Percent Yield and Percent Recovery Percent yield: When you run a reaction and recover the product, you will need to find out how much of the material you started with was converted into the product you have in your hand. This is done by first calculating the total expected amount if all of the limiting reagent was converted to product ­ this is called the theoretical yield. Look at the limiting reagent to figure out how many moles there where. The theoretical yield of product will have the same number of moles as the limiting reagent. You can then figure out how many grams of product to expect. Comparing the actual yield to the theoretical yield gives the % yield. Take the actual amount that you measured (in grams) and divide it by the theoretical yield, or how much you could have gotten if everything had gone perfectly.

percent yield =

actual yield__ x 100% theoretical yield

In practice, very few reactions achieve 100% yields.
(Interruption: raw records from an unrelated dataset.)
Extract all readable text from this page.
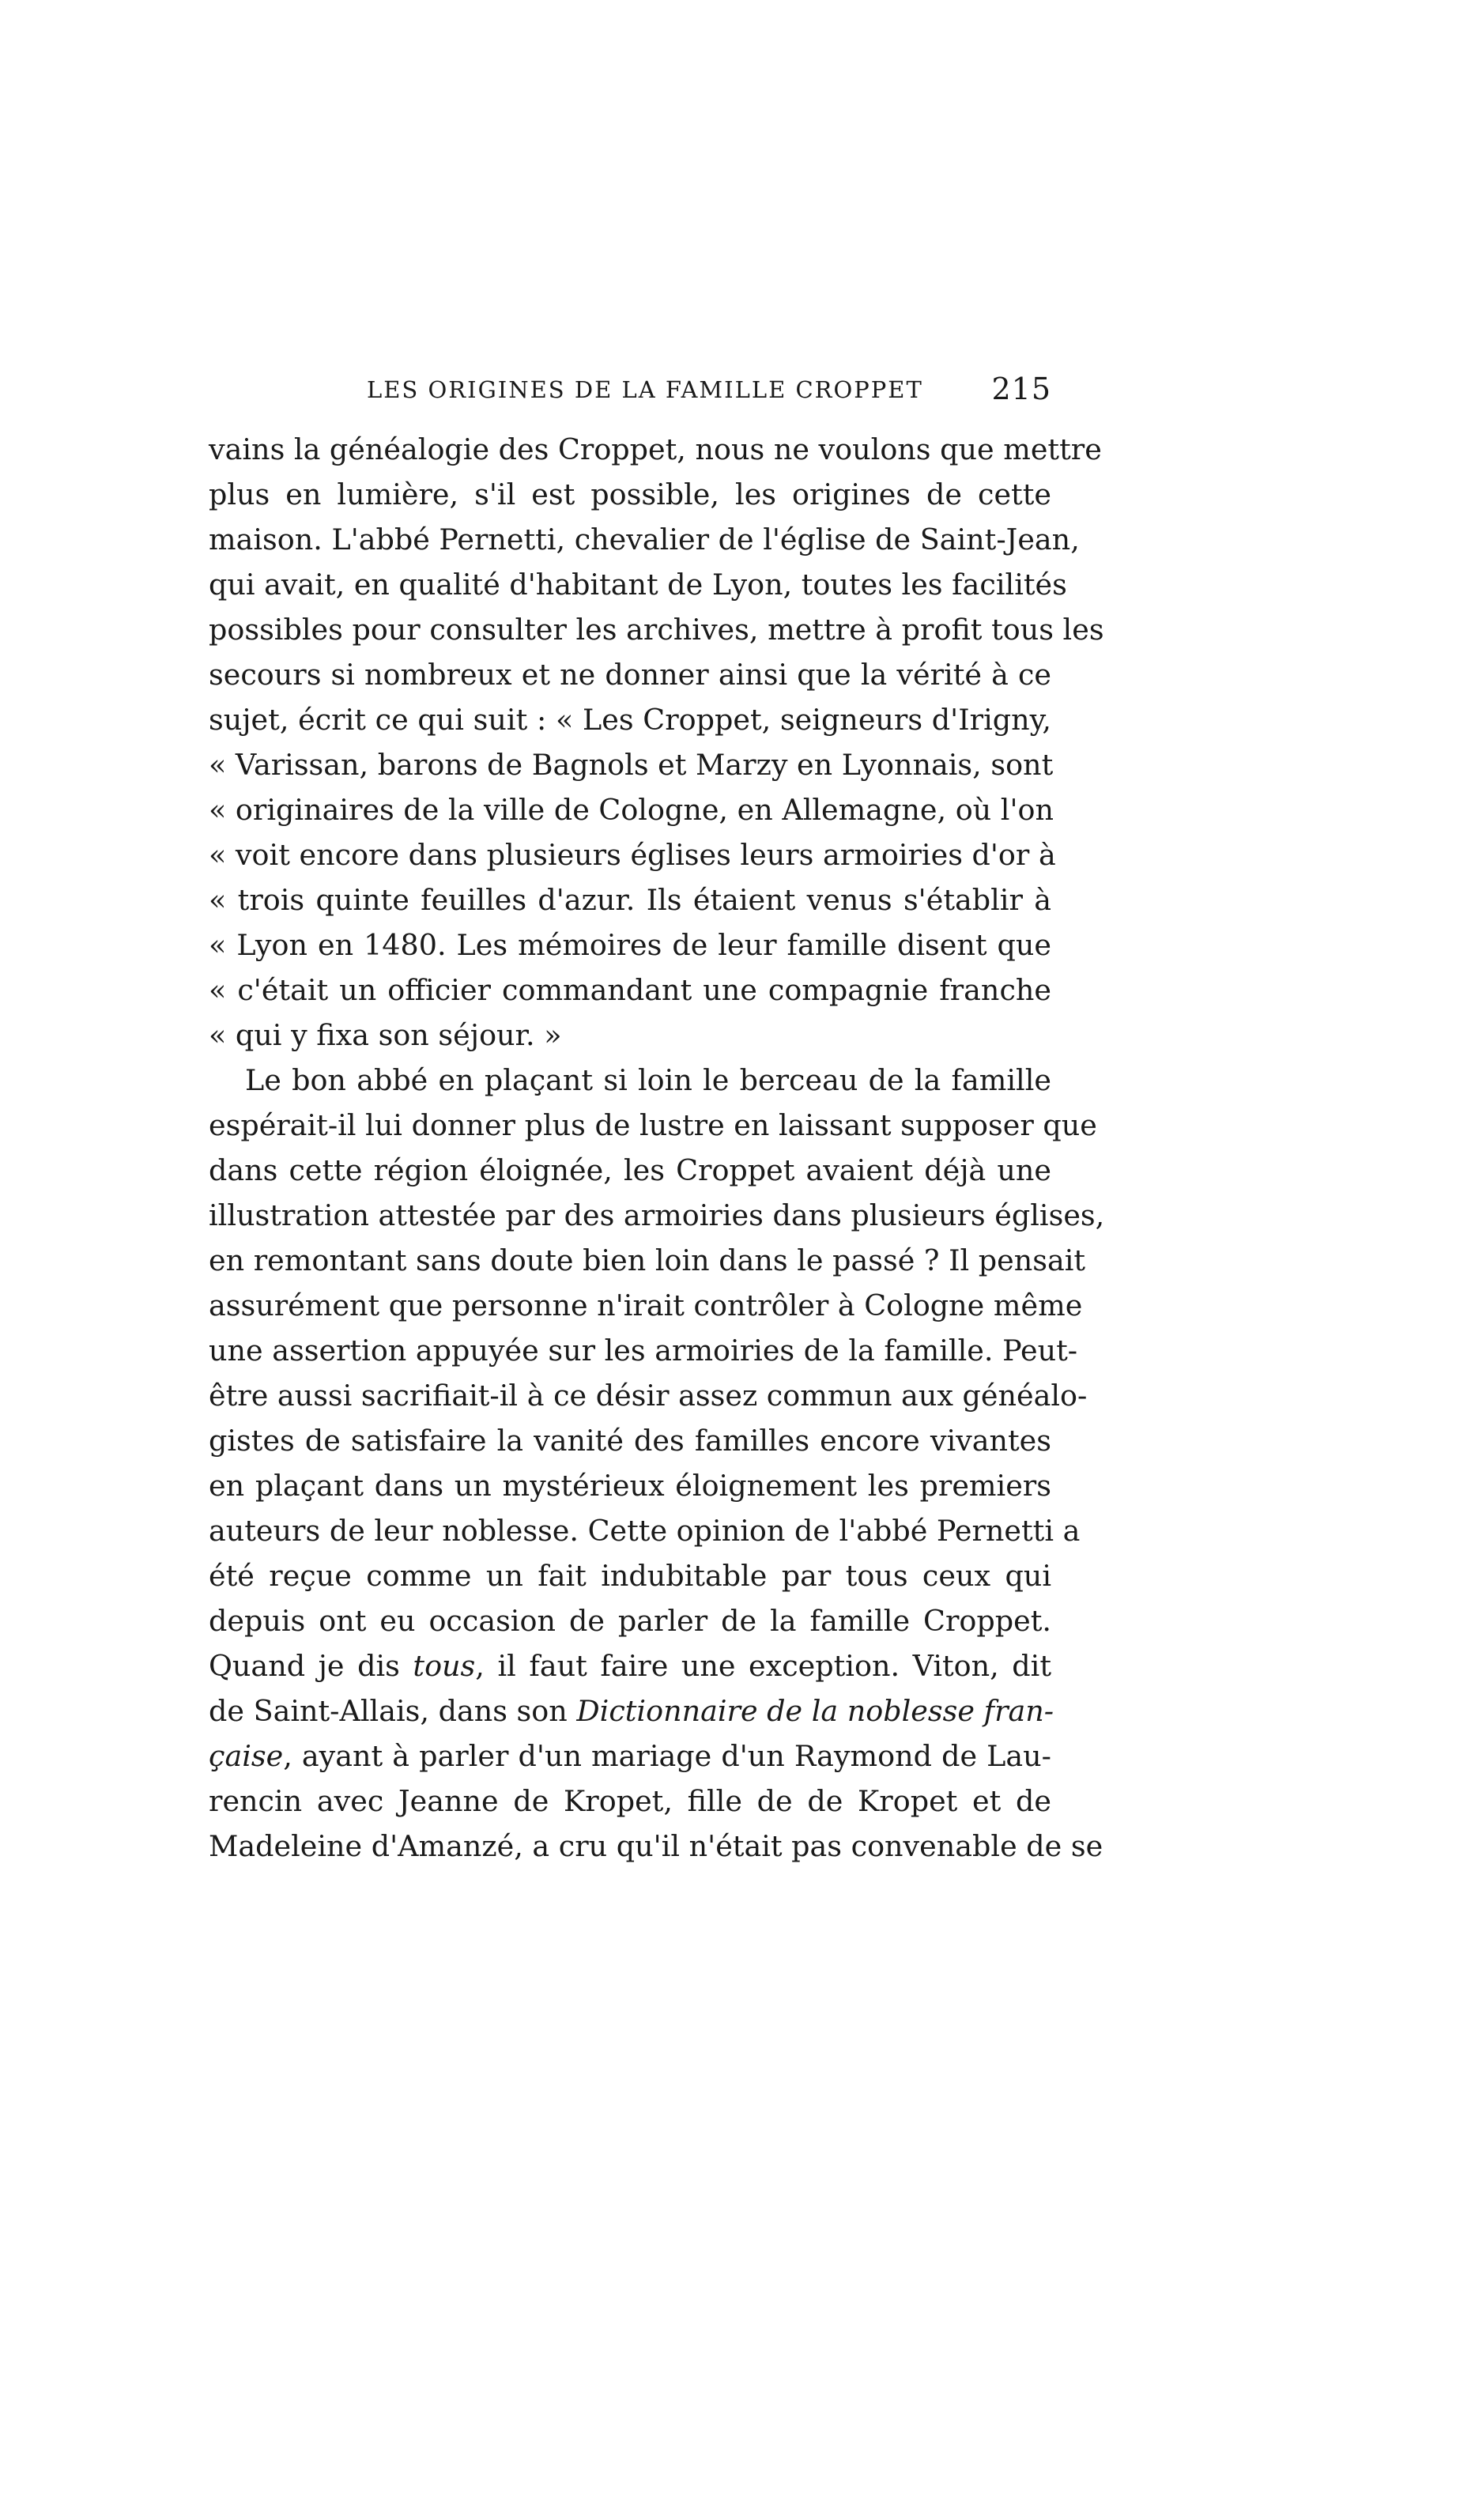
LES ORIGINES DE LA FAMILLE CROPPET 215
vains la généalogie des Croppet, nous ne voulons que mettre
plus en lumière, s'il est possible, les origines de cette
maison. L'abbé Pernetti, chevalier de l'église de Saint-Jean,
qui avait, en qualité d'habitant de Lyon, toutes les facilités
possibles pour consulter les archives, mettre à profit tous les
secours si nombreux et ne donner ainsi que la vérité à ce
sujet, écrit ce qui suit : « Les Croppet, seigneurs d'Irigny,
« Varissan, barons de Bagnols et Marzy en Lyonnais, sont
« originaires de la ville de Cologne, en Allemagne, où l'on
« voit encore dans plusieurs églises leurs armoiries d'or à
« trois quinte feuilles d'azur. Ils étaient venus s'établir à
« Lyon en 1480. Les mémoires de leur famille disent que
« c'était un officier commandant une compagnie franche
« qui y fixa son séjour. »
Le bon abbé en plaçant si loin le berceau de la famille
espérait-il lui donner plus de lustre en laissant supposer que
dans cette région éloignée, les Croppet avaient déjà une
illustration attestée par des armoiries dans plusieurs églises,
en remontant sans doute bien loin dans le passé ? Il pensait
assurément que personne n'irait contrôler à Cologne même
une assertion appuyée sur les armoiries de la famille. Peut-
être aussi sacrifiait-il à ce désir assez commun aux généalo-
gistes de satisfaire la vanité des familles encore vivantes
en plaçant dans un mystérieux éloignement les premiers
auteurs de leur noblesse. Cette opinion de l'abbé Pernetti a
été reçue comme un fait indubitable par tous ceux qui
depuis ont eu occasion de parler de la famille Croppet.
Quand je dis tous, il faut faire une exception. Viton, dit
de Saint-Allais, dans son Dictionnaire de la noblesse fran-
çaise, ayant à parler d'un mariage d'un Raymond de Lau-
rencin avec Jeanne de Kropet, fille de de Kropet et de
Madeleine d'Amanzé, a cru qu'il n'était pas convenable de se
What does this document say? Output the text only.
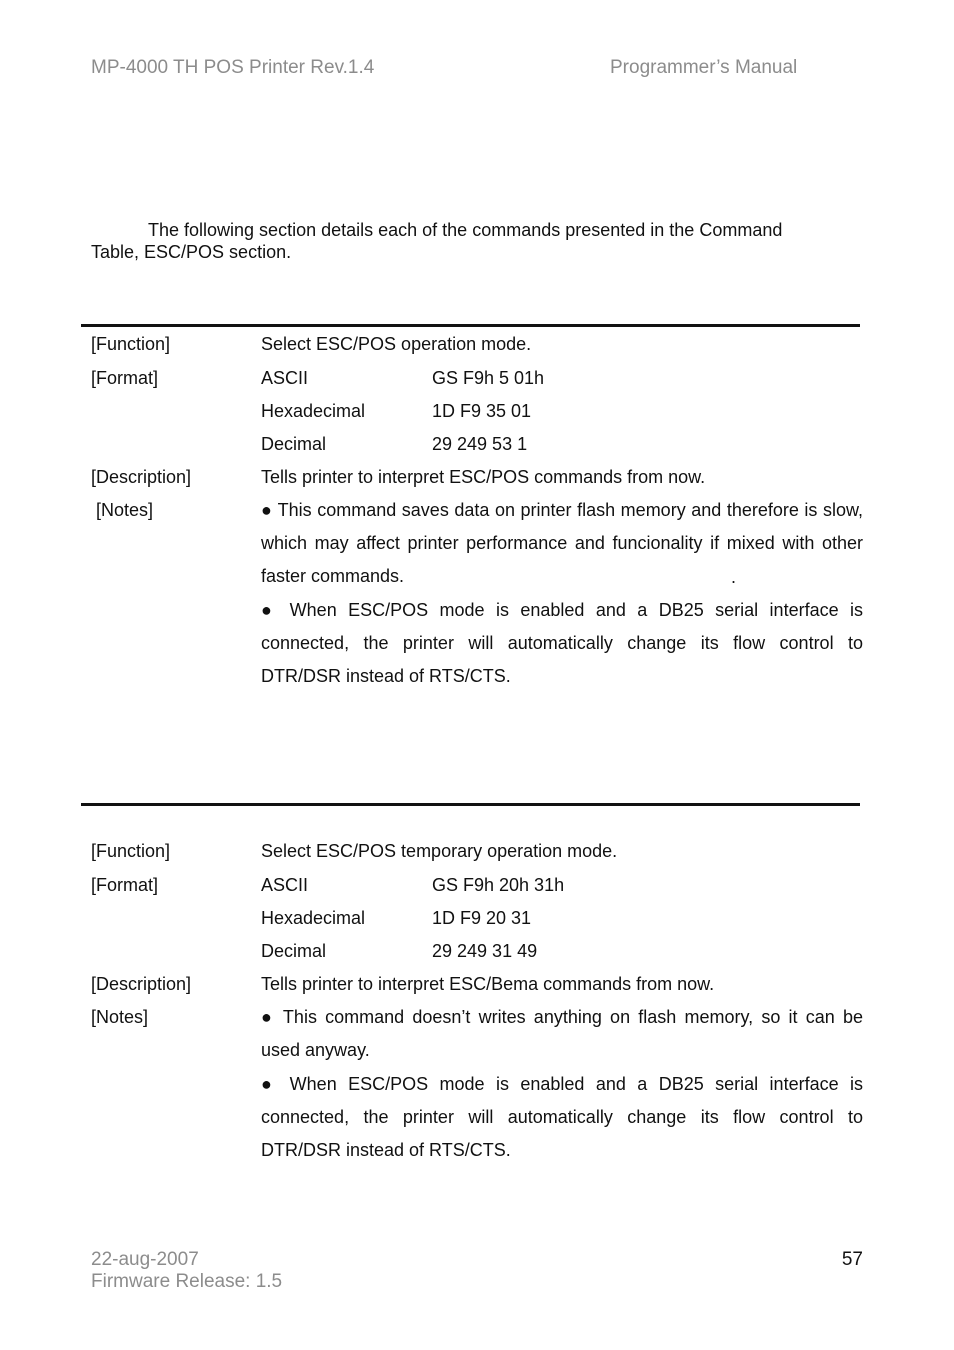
MP-4000 TH POS Printer Rev.1.4	Programmer’s Manual
The following section details each of the commands presented in the Command
Table, ESC/POS section.
[Function]	Select ESC/POS operation mode.
[Format]	ASCII	GS F9h 5 01h
Hexadecimal	1D F9 35 01
Decimal	29 249 53 1
[Description]	Tells printer to interpret ESC/POS commands from now.
[Notes]	● This command saves data on printer flash memory and therefore is slow, which may affect printer performance and funcionality if mixed with other faster commands.	.
● When ESC/POS mode is enabled and a DB25 serial interface is connected, the printer will automatically change its flow control to DTR/DSR instead of RTS/CTS.
[Function]	Select ESC/POS temporary operation mode.
[Format]	ASCII	GS F9h 20h 31h
Hexadecimal	1D F9 20 31
Decimal	29 249 31 49
[Description]	Tells printer to interpret ESC/Bema commands from now.
[Notes]	● This command doesn’t writes anything on flash memory, so it can be used anyway.
● When ESC/POS mode is enabled and a DB25 serial interface is connected, the printer will automatically change its flow control to DTR/DSR instead of RTS/CTS.
22-aug-2007
Firmware Release: 1.5
57
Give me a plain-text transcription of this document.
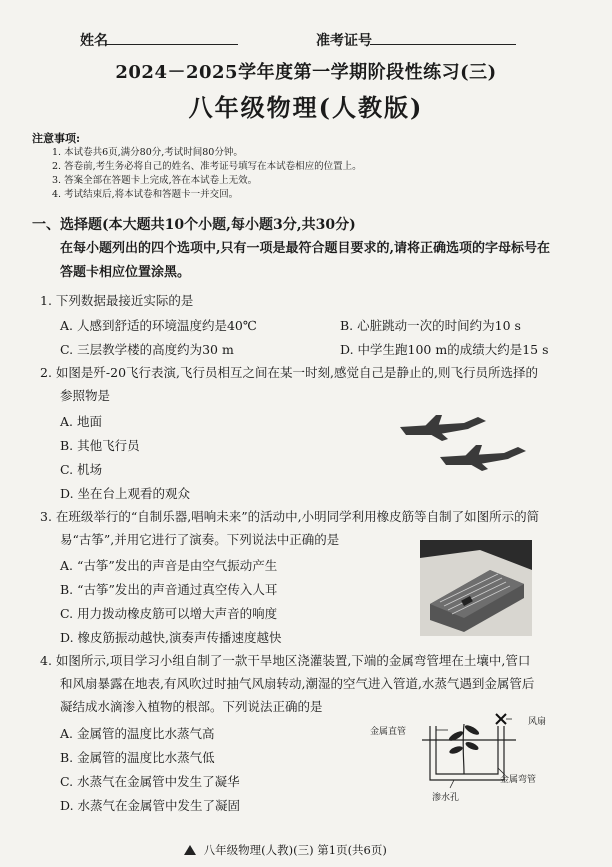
姓名	准考证号
2024－2025学年度第一学期阶段性练习(三)
八年级物理(人教版)
注意事项:
1. 本试卷共6页,满分80分,考试时间80分钟。
2. 答卷前,考生务必将自己的姓名、准考证号填写在本试卷相应的位置上。
3. 答案全部在答题卡上完成,答在本试卷上无效。
4. 考试结束后,将本试卷和答题卡一并交回。
一、选择题(本大题共10个小题,每小题3分,共30分)
在每小题列出的四个选项中,只有一项是最符合题目要求的,请将正确选项的字母标号在
答题卡相应位置涂黑。
1. 下列数据最接近实际的是
A. 人感到舒适的环境温度约是40℃	B. 心脏跳动一次的时间约为10 s
C. 三层教学楼的高度约为30 m	D. 中学生跑100 m的成绩大约是15 s
2. 如图是歼-20飞行表演,飞行员相互之间在某一时刻,感觉自己是静止的,则飞行员所选择的
参照物是
A. 地面
B. 其他飞行员
C. 机场
D. 坐在台上观看的观众
3. 在班级举行的“自制乐器,唱响未来”的活动中,小明同学利用橡皮筋等自制了如图所示的简
易“古筝”,并用它进行了演奏。下列说法中正确的是
A. “古筝”发出的声音是由空气振动产生
B. “古筝”发出的声音通过真空传入人耳
C. 用力拨动橡皮筋可以增大声音的响度
D. 橡皮筋振动越快,演奏声传播速度越快
4. 如图所示,项目学习小组自制了一款干旱地区浇灌装置,下端的金属弯管埋在土壤中,管口
和风扇暴露在地表,有风吹过时抽气风扇转动,潮湿的空气进入管道,水蒸气遇到金属管后
凝结成水滴渗入植物的根部。下列说法正确的是
A. 金属管的温度比水蒸气高
B. 金属管的温度比水蒸气低
C. 水蒸气在金属管中发生了凝华
D. 水蒸气在金属管中发生了凝固
金属直管
风扇
金属弯管
渗水孔
八年级物理(人教)(三) 第1页(共6页)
Some of the product is usually lost during the procedures needed to separate it from the reaction mixture. Also, few reactions go to 100% completion in the first place. Some starting materials are usually present at the end of the reaction. If you obtain more product than the theoretical yield, this is an indication that something has gone wrong, since you can't get more than you started with! The most likely reasons are that either you measured incorrectly, or the product is still contaminated with some other compound such as water or solvent. Percent Recovery: In some experiments we will perform a chemical reaction in which one compound is converted to another. In other experiments we will simply isolate an existing compound from where they are found in nature (beta carotene from spinach leaves, for example). In this second kind of experiment, a % yield cannot be calculated, because no reaction takes place ­ there is no starting material or product, just a compound which has been separated from a mixture. Instead, we simply calculate a % recovery ­ the amount of the desired compound compared to the amount of the original material it was taken out of, both measured in grams.